A construction of minimal coherent filling pairs

TL;DR

This paper presents a geometric method to construct minimal intersecting coherent filling pairs on genus g surfaces, starting from pairs on a torus, and explores their connection to square-tiled surfaces.

Contribution

It introduces a simple geometric procedure for constructing minimal coherent filling pairs on higher genus surfaces from torus pairs, linking to origami structures.

Findings

Constructed minimal intersecting coherent filling pairs for g ≥ 3

Established a correspondence between these pairs and square-tiled surfaces

Discussed origami surfaces derived from the construction

Abstract

Let $S_g$ denote the genus $g$ closed orientable surface.

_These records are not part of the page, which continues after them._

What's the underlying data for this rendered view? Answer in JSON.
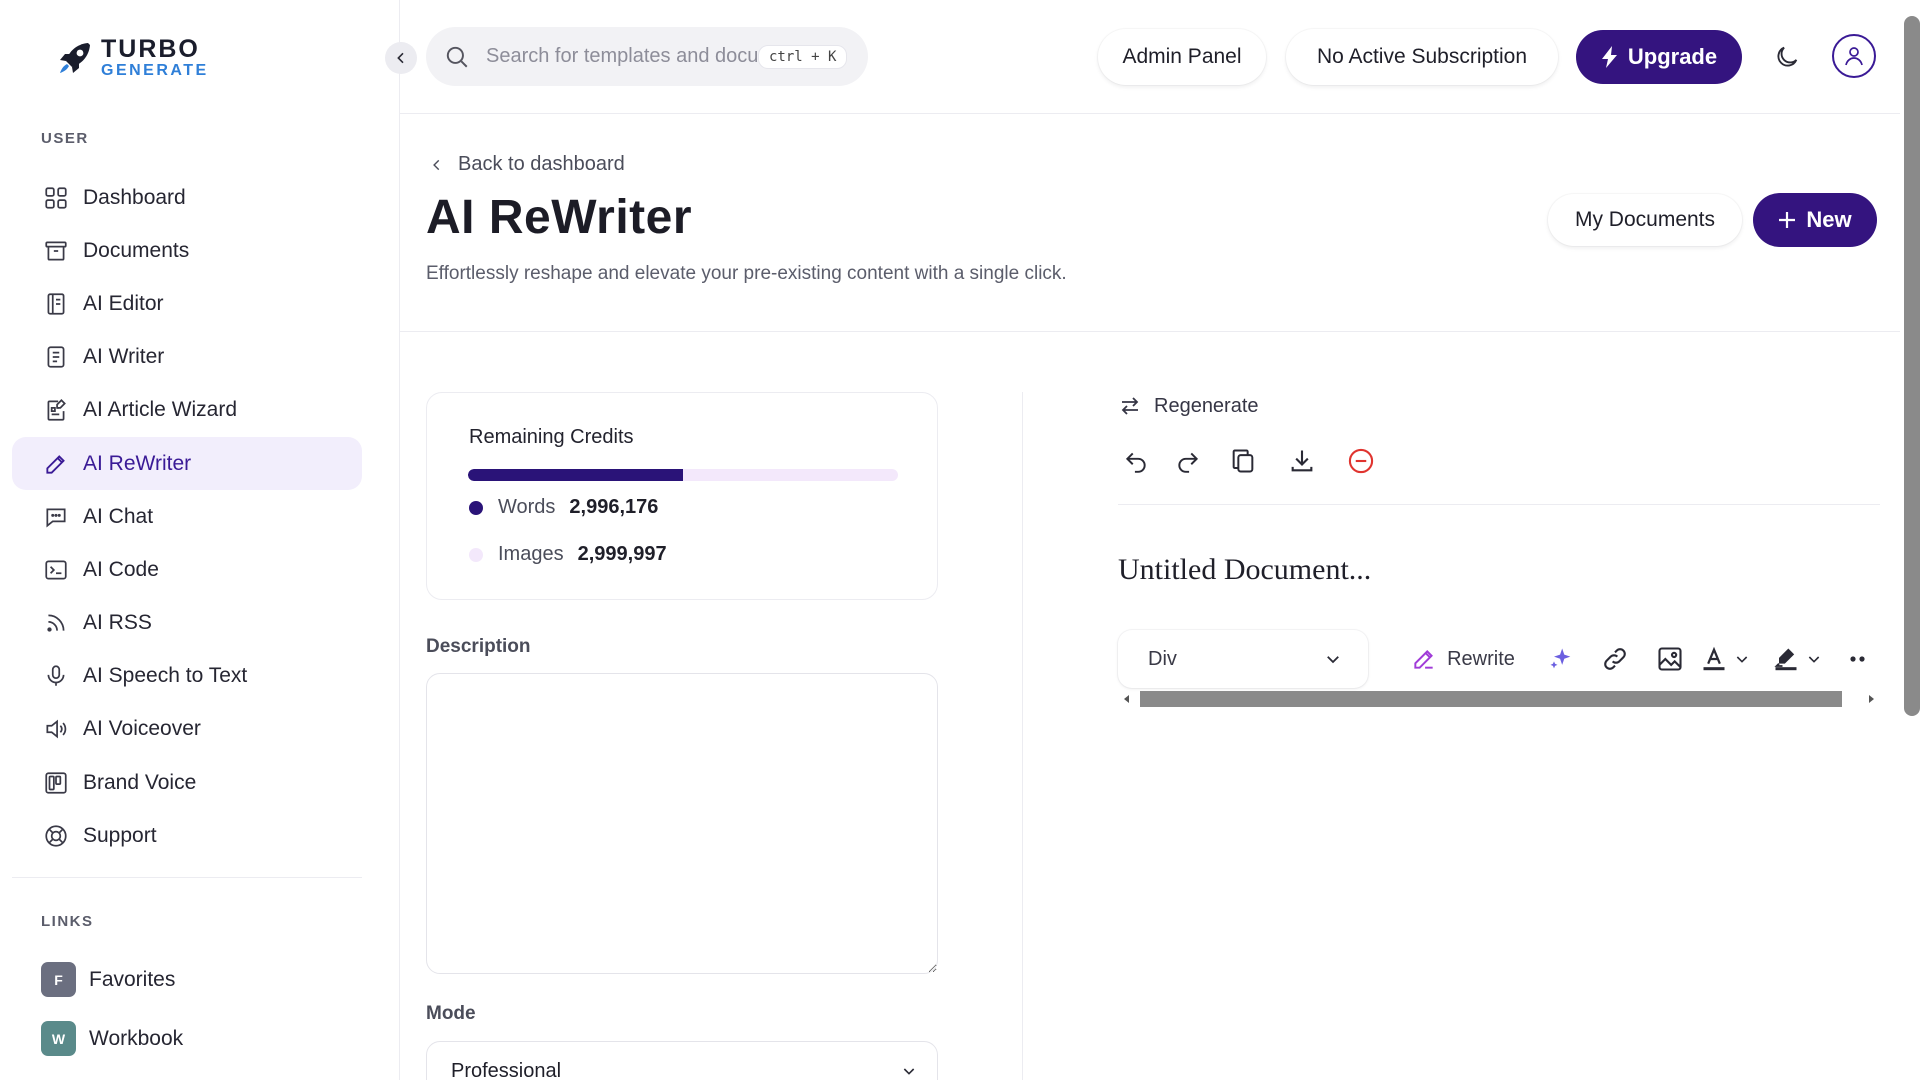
{
  "app": {
    "logo_line1": "TURBO",
    "logo_line2": "GENERATE"
  },
  "sidebar": {
    "section_user": "USER",
    "items": [
      {
        "label": "Dashboard",
        "icon": "grid-icon"
      },
      {
        "label": "Documents",
        "icon": "archive-icon"
      },
      {
        "label": "AI Editor",
        "icon": "notebook-icon"
      },
      {
        "label": "AI Writer",
        "icon": "document-icon"
      },
      {
        "label": "AI Article Wizard",
        "icon": "article-edit-icon"
      },
      {
        "label": "AI ReWriter",
        "icon": "pencil-icon",
        "active": true
      },
      {
        "label": "AI Chat",
        "icon": "chat-icon"
      },
      {
        "label": "AI Code",
        "icon": "terminal-icon"
      },
      {
        "label": "AI RSS",
        "icon": "rss-icon"
      },
      {
        "label": "AI Speech to Text",
        "icon": "microphone-icon"
      },
      {
        "label": "AI Voiceover",
        "icon": "speaker-icon"
      },
      {
        "label": "Brand Voice",
        "icon": "board-icon"
      },
      {
        "label": "Support",
        "icon": "lifebuoy-icon"
      }
    ],
    "section_links": "LINKS",
    "links": [
      {
        "label": "Favorites",
        "badge": "F",
        "color": "#6b6f80"
      },
      {
        "label": "Workbook",
        "badge": "W",
        "color": "#5a8a8a"
      }
    ]
  },
  "header": {
    "search_placeholder": "Search for templates and documents...",
    "search_shortcut": "ctrl + K",
    "admin_panel": "Admin Panel",
    "subscription": "No Active Subscription",
    "upgrade": "Upgrade"
  },
  "page": {
    "back": "Back to dashboard",
    "title": "AI ReWriter",
    "subtitle": "Effortlessly reshape and elevate your pre-existing content with a single click.",
    "my_documents": "My Documents",
    "new": "New"
  },
  "credits": {
    "title": "Remaining Credits",
    "words_label": "Words",
    "words_value": "2,996,176",
    "images_label": "Images",
    "images_value": "2,999,997",
    "words_share": 0.5
  },
  "form": {
    "description_label": "Description",
    "mode_label": "Mode",
    "mode_value": "Professional"
  },
  "editor": {
    "regenerate": "Regenerate",
    "doc_title": "Untitled Document...",
    "block_type": "Div",
    "rewrite": "Rewrite"
  },
  "colors": {
    "primary": "#34147f",
    "accent_blue": "#2f7fd8",
    "active_bg": "#f2eefc",
    "danger": "#e0342f",
    "progress_track": "#f3e8fb",
    "rewrite_icon": "#a03bd8",
    "sparkle_icon": "#6b5fe0"
  }
}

A \emph{coherent filling pair} of simple closed curves, $(\alpha,\beta)$ in $S_g$, is a filling pair that has its geometric intersection number equal to the absolute value of its algebraic intersection number. A \emph{minimally intersecting} filling pair, $(\alpha,\beta)$ in $S_g$, is one whose intersection number is the minimal among all filling pairs of $S_g$. In this paper, we give a simple geometric procedure for constructing minimal intersecting coherent filling pairs on $S_g, \ g \geq 3,$ from the starting point of a coherent filling pair of curves on a torus. Coherent filling pairs have a natural correspondence to square-tiled surfaces, or {\em origamis}, and we discuss the origami obtained from the construction.